Concurrir todos los días a su trabajo implica pasar más tiempo con las personas que comparten la tarea que con sus familiares. Es decir, que los trabajadores deben mantener una convivencia diaria aceptable, con relaciones personales que hagan agradable y cómoda la tarea.
Todos los seres humanos tenemos particularidades que nos hacen diferentes y a veces esas diferencias de carácter crean conflictos que influyen negativamente en la productividad laboral y afecta la salud física y mental de sus protagonistas.
Uno de los principales moderadores en esos conflictos son los jefes, supervisores, jefes de equipo, etc., personas que están en una posición de autoridad en distintos sectores de la empresa.
Esas personas pueden moderar los conflictos e interceder para solucionarlos, pero desde una optica imparcial y conciliadora.
Existe una notable diferencia entre las personas que imponen su autoridad y los que tienen una visión moderna y efectiva sobre las relaciones interpersonales.

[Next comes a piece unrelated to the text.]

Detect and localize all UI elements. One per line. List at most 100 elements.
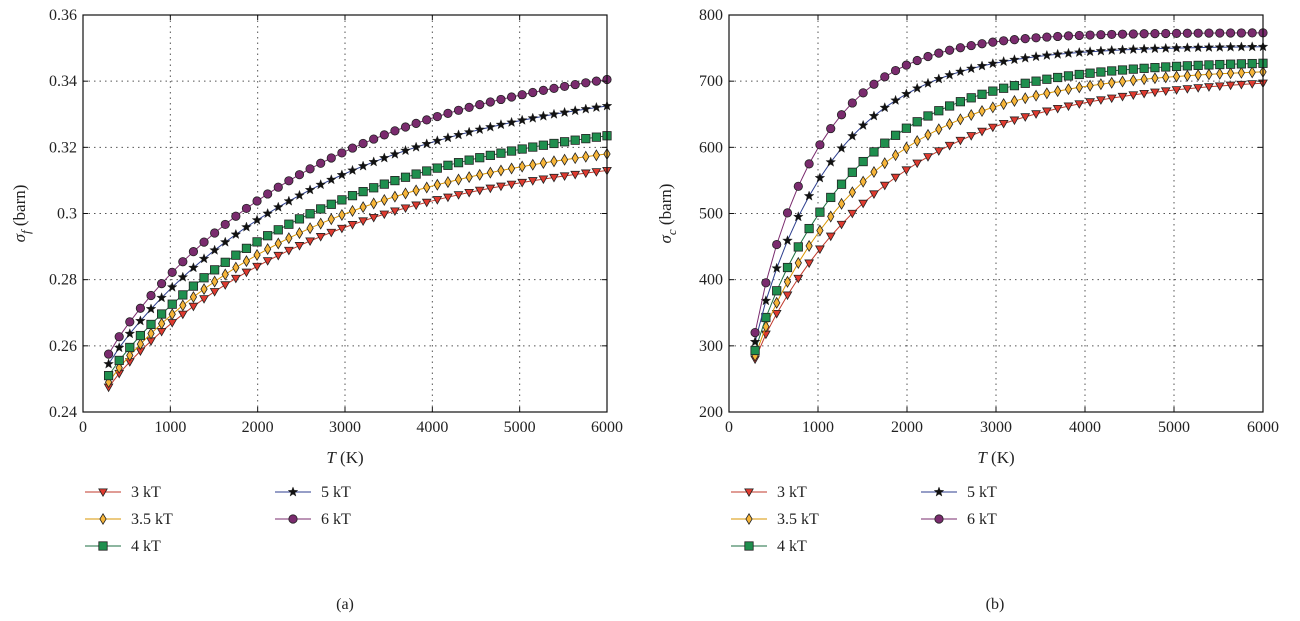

Unos se llaman jefes y estos últimos son Líderes.
Esa diferencia cambia radicalmente los resultados en el tratamiento de los conflictos interpersonales.
Las empresas que mantienen todavía la vieja estructura de un jefe autoritario y controlador sentado en su oficina dando órdenes, va siendo reemplazada por aquellas que apuntan a personas con marcado perfil de liderazgo y los resultados que se reflejan en productividad son notablemente satisfactorios.
Es importante que las empresas sepan discernir estas diferencias y se tomen las medidas necesarias para detectar entre sus empleados aquellos que se destacan por sus condiciones, valores personales, efectividad y eficacia laboral, para apoyarlos y fundamentalmente capacitarlos para formar verdaderos líderes que serán quienes alcanzarán los verdaderos objetivos de productividad.